Laporan LastPass merekomendasikan Anda mengubah kata sandi Anda untuk situs yang telah ditambal untuk memperbaiki bug. Bagi yang lain, disarankan menunggu sampai setelah situs mengumumkan pembaruan, karena kata sandi baru Anda masih rentan. Bagi saya sendiri, saya sarankan menggunakan Heartbleed sebagai panggilan bangun untuk mengubah semua kata sandi Anda, memastikan setiap kata sandi itu kuat dan tidak ada dua situs yang menggunakan kata sandi yang sama. Anda harus mengganti kata sandi untuk situs yang masih rentan lagi setelah diperbaiki, tetapi mengubah semuanya sekarang meminimalkan potensi paparan.
Toko Top
Untuk pandangan lain, saya mengambil 20 situs belanja paling populer Alexa dan menjalankannya melalui beberapa tes online. Peneliti Filippo Valsorda menciptakan tes tidak lama setelah berita Heartbleed pecah. LastPass juga menyelenggarakan tes berdasarkan permintaan
Saya menemukan hasil tes Valsord agak membingungkan. Tes mengembalikan pesan kesalahan seperti "pipa rusak" atau "batas waktu i / o" untuk lima dari 20 situs yang saya coba. Sembilan situs mendapatkan tagihan kesehatan yang bersih, karena tes melaporkan mereka "tetap atau tidak terpengaruh." Enam yang tersisa mengembalikan pesan kesalahan karena fakta bahwa koneksi dialihkan ke jaringan pengiriman konten, dan sertifikat CDN tidak cocok dengan domain yang saya masukkan. Mencentang kotak untuk mengabaikan sertifikat mendapatkan semua ini hasil "tetap atau tidak terpengaruh", tetapi halaman pengujian memperingatkan ini mungkin hasil yang salah.

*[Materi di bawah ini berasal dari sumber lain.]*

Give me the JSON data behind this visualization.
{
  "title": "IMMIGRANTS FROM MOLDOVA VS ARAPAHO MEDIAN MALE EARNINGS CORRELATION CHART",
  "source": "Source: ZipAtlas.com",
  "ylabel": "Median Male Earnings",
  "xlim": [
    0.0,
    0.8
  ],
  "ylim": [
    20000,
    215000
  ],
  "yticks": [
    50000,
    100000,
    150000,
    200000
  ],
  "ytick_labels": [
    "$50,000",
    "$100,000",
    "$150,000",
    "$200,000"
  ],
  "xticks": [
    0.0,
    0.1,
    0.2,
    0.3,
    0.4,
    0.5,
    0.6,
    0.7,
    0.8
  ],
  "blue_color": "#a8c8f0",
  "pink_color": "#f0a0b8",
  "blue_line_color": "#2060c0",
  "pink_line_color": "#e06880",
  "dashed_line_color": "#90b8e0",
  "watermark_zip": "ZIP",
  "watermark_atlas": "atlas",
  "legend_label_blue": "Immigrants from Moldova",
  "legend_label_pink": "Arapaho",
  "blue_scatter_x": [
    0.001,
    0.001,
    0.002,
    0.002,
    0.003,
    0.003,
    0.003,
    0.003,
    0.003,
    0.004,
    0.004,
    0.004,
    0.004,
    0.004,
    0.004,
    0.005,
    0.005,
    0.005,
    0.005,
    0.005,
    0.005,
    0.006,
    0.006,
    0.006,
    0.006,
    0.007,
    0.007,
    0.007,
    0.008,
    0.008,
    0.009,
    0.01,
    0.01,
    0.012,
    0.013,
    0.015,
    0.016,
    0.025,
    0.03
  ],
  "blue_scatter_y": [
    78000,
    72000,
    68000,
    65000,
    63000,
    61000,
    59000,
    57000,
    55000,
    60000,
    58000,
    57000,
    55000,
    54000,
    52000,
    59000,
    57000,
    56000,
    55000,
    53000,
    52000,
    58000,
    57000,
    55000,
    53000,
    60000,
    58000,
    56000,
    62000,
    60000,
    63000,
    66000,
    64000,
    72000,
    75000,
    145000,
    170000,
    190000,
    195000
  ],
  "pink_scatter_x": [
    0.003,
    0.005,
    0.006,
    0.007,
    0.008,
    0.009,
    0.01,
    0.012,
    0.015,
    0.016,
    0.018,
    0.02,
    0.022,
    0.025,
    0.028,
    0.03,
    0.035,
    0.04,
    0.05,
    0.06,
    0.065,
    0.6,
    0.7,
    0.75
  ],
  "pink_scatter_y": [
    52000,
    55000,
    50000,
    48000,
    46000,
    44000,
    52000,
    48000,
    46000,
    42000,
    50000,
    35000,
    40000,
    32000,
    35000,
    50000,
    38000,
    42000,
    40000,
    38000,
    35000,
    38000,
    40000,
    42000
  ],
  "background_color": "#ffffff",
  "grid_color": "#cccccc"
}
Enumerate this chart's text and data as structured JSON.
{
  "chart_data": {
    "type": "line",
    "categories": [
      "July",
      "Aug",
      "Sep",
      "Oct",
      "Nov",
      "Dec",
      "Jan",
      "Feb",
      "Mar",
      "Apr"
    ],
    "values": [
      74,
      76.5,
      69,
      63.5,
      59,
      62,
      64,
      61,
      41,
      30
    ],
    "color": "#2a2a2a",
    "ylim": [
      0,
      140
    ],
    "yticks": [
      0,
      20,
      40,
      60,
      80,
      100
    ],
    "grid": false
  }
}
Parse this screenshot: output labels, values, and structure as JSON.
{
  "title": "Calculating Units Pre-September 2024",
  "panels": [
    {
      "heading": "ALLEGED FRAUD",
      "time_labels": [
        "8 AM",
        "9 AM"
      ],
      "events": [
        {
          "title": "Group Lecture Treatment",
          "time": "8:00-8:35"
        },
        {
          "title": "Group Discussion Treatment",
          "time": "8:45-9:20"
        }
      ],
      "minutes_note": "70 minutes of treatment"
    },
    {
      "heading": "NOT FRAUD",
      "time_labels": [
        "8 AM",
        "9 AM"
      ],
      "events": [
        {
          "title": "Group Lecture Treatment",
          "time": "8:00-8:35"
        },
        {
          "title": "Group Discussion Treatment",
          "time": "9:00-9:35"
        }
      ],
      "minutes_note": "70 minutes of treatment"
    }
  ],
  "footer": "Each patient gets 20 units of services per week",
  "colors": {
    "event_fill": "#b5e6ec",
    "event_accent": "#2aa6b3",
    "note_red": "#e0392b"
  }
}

Halaman pengujian yang disediakan oleh LastPass memberikan lebih banyak informasi. Ini melaporkan sepuluh situs sebagai mungkin tidak aman. Itu berarti tes tidak dapat menentukan apakah situs tersebut menggunakan OpenSSL atau tidak, pustaka crypto yang dipengaruhi oleh bug Heartbleed. Empat situs itu mungkin rentan, karena mereka menggunakan OpenSSL, dan dua di antaranya sekarang aman. Empat situs lain jelas tidak rentan, dan satu yang pasti rentan sekarang aman. Hanya menyisakan satu situs yang tidak dapat dianalisis karena kesalahan koneksi.
Penguji LastPass Heartbleed juga melaporkan bagaimana baru-baru ini setiap sertifikat SSL situs diubah. Sertifikat yang berubah tak lama setelah berita tentang Heartbleed pecah adalah indikasi yang cukup bagus bahwa situs tersebut terpengaruh tetapi sekarang aman.
Sedangkan untuk semua situs yang statusnya tidak jelas, taruhan terbaik Anda adalah menunggu pengumuman dari situs itu sendiri. Berhati-hatilah. Jangan klik tautan setel ulang kata sandi yang Anda terima dalam surel, karena beberapa di antaranya adalah penipuan. Arahkan langsung ke situs, ubah kata sandi Anda, dan pastikan pengelola kata sandi Anda menerima perubahan itu.
Ikuti perkembangan liputan bug Heartbleed PCMag di sini.